23 US Army surplus Mohawks were provided to Argentina in the early 1990s; the Argentines wanted to obtain 11 more, but didn't have the money. At last report, ten of these aircraft were still in service, the rest having either been lost or used as spares hulks. The Argentines evaluated the type with a range of weapons, including locally-built cluster munitions.

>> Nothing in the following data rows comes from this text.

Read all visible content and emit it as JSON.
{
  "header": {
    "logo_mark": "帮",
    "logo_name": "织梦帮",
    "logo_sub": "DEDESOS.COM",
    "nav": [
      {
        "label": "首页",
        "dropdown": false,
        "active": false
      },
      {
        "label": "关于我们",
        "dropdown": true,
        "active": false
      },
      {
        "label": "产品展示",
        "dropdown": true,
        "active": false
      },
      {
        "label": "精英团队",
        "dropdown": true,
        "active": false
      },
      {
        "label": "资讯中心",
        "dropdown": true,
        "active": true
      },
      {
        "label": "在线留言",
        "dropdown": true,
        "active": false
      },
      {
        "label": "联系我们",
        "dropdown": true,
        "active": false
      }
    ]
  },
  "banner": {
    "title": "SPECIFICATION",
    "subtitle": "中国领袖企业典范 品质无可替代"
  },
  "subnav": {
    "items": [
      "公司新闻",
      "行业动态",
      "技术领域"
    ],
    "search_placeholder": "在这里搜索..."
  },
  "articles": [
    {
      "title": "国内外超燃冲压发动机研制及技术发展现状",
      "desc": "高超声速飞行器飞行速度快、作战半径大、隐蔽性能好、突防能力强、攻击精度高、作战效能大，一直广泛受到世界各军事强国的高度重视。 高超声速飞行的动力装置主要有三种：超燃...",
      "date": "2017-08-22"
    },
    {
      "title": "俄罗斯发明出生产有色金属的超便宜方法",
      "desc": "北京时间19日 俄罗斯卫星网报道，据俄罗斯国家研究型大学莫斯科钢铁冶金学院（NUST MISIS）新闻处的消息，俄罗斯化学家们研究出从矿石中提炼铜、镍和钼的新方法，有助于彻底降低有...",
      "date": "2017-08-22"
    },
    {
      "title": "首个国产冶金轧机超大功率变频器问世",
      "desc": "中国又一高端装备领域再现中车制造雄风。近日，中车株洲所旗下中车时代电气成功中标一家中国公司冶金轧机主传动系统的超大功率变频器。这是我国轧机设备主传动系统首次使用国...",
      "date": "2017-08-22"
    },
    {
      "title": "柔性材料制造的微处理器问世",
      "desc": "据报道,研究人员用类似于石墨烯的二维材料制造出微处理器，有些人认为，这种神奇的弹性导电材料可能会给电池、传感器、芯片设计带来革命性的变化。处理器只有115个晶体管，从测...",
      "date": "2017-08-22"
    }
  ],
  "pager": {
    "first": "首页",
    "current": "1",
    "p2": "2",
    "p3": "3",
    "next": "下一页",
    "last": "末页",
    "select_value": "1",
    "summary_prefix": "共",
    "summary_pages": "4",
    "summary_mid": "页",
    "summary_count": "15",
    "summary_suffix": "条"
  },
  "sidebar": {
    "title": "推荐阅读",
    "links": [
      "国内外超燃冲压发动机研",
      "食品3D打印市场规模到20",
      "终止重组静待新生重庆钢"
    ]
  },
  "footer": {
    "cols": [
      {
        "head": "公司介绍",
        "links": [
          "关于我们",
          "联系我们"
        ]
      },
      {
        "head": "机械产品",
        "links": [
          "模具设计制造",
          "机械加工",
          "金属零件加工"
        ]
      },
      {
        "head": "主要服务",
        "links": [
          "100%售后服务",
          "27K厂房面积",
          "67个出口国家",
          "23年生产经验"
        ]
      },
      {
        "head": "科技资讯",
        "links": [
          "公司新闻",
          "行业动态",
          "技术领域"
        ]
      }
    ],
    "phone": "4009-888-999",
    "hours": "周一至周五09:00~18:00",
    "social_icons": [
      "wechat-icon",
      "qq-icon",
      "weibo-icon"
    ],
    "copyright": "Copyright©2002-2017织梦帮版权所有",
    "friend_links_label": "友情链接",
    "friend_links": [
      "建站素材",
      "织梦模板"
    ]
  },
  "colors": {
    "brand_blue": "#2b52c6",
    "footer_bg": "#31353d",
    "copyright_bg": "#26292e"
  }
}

   variant        new  updates  notes

   YAO-1 (YOV-1A)    9          initial prototypes

   OV-1A (AO-1AF)   64          daylight observation variant
   OV-1B (AO-1BF)  101          SLAR variant
   OV-1C (AO-1CF)  169          IR reconnaissance variant
   OV-1D            37   82     consolidated sensor variant

   JOV-1A            -   59?    OV-1As & OV-1Cs fitted with armament
   RV-1C             -    2     Quick Look ELINT machines
   RV-1D             -   31     Quick Look II ELINT machine
   OV-1E             -    1     proto for unproduced modernized variant



* I actually saw some of the Oregon National Guard Mohawks in the air in the early 1980s. Though I've seen others on static display, that was the only time I had the privilege of seeing Mohawks in flight.

Grumman OV-1 Mohawk

* Sources include:

* Revision history:

   v1.0   / 01 feb 01 
   v2.0.0 / 01 nov 10 / General update.
   v2.0.1 / 01 sep 12 / Review & polish.
   v2.0.2 / 01 aug 14 / Review & polish.
   v2.0.3 / 01 jul 16 / Review & polish.
   v2.0.4 / 01 jun 18 / Review & polish.
   v2.0.5 / 01 apr 20 / Review & polish.
   v2.0.6 / 01 feb 22 / Review & polish.

The original v1.0 document was rolled into a comprehensive survey of battlefield reconnaissance aircraft in April 2001. In 2010, I decided the survey was clumsy and too hard to maintain, so I broke it down again, restoring the stand-alone Mohawk document with revcode v2.0.0.